More significantly, by accident or design, Labour enjoyed a decent news cycle. For once, the central topic was not Corbyn’s hopelessness or unelectability. The leak of their manifesto dominated headlines and was the main talking point on both Newsnight and Question Time. This is priceless publicity – the document will probably get more attention this weekend than Ed Miliband’s managed to during the entire 2015 campaign.
Besides predictable derision from the Tories – using all their favourite lines of attack about unfunded promises, misplaced idealism and the 1970s – the reaction was pretty positive. Labour reps on both those set-piece shows fared well. Diane Abbott was nowhere to be seen.
Love it or hate it, the most radical Labour manifesto in living memory is a great talking point. The principles are clear and the policies – on the surface at least – are popular. 71% support banning zero hours contracts. 52% renationalising the railways. 49% the energy industry. Abolishing tuition fees seems certain to sweep the education vote.
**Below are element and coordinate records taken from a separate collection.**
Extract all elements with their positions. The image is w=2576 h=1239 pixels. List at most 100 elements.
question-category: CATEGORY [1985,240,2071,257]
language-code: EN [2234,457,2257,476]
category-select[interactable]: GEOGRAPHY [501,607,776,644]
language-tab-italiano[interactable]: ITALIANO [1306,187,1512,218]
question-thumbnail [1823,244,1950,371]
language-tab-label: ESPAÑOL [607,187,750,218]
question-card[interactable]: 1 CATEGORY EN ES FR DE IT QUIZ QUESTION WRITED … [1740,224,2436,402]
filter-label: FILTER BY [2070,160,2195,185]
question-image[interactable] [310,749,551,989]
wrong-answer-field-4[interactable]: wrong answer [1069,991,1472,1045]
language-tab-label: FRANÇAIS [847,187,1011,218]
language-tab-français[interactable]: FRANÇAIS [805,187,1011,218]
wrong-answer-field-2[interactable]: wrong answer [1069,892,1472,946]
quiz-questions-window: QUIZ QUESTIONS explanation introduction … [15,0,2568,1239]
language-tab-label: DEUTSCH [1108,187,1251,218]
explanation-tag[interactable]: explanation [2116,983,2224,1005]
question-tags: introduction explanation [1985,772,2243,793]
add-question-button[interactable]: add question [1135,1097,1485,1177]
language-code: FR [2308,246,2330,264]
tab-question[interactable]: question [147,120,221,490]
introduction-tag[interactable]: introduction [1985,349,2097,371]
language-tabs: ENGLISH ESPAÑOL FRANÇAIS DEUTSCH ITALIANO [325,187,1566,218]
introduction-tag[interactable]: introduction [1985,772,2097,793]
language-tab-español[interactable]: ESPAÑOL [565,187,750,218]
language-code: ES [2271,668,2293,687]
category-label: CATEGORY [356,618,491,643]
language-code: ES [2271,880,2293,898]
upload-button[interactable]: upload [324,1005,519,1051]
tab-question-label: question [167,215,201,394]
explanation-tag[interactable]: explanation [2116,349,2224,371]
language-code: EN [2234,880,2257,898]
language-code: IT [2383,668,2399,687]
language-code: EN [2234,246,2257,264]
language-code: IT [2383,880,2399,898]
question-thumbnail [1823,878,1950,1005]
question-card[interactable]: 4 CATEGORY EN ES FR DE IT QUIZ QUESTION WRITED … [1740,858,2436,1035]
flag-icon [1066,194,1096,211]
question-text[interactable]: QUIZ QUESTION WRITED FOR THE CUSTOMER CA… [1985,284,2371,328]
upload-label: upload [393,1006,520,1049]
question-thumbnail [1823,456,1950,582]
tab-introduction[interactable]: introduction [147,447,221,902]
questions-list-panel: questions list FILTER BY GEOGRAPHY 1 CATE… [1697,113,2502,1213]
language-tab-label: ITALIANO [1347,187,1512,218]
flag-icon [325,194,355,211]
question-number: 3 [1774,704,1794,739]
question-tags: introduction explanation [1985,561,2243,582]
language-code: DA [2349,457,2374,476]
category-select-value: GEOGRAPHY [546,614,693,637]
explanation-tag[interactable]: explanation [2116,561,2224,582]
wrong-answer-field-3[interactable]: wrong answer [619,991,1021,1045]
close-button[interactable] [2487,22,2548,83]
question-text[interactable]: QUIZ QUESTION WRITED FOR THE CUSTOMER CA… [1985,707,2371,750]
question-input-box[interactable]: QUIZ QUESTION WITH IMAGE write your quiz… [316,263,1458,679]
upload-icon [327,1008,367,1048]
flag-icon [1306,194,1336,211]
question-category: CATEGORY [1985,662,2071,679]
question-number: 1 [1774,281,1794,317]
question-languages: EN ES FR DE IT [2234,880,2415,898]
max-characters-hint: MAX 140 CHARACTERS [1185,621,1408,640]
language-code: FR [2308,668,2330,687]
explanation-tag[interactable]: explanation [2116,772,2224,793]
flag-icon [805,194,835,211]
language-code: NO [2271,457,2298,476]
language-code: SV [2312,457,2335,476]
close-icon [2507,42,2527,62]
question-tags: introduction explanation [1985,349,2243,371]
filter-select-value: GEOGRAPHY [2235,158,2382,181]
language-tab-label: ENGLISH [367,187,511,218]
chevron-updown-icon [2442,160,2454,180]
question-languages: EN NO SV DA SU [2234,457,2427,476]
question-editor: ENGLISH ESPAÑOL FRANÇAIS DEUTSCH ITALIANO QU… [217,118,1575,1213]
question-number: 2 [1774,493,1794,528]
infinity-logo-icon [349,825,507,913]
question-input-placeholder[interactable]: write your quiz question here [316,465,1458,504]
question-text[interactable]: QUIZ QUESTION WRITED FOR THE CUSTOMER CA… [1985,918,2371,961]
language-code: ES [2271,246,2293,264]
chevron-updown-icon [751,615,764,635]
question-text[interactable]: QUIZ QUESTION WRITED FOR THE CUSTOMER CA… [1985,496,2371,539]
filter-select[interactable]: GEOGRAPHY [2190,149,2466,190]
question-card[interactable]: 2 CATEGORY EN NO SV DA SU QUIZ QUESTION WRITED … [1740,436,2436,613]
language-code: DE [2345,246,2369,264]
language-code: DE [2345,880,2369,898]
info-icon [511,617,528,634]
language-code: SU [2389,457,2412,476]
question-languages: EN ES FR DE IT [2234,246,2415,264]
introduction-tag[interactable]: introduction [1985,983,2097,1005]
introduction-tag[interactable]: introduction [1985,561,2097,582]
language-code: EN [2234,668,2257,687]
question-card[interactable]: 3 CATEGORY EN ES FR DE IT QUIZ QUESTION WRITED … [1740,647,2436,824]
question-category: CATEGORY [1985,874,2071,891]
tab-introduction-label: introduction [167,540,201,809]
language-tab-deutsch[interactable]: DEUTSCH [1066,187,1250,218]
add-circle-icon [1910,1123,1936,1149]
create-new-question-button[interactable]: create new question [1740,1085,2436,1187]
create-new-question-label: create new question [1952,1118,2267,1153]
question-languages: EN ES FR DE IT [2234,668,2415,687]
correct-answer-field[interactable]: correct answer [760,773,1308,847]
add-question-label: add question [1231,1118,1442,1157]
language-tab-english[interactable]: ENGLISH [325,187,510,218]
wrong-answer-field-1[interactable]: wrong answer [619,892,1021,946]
Nationalising bus services will have local appeal.
None of that is going to change the course of this election and propel Jeremy Corbyn to Number 10 – it is far too late to change entrenched opinions – but it could mark a turning point. It is precisely what the crisis-ridden party needs. The warm response from a broad range of progressives, including plenty who are normally hostile to the current Labour leadership, reminds them that unity is possible.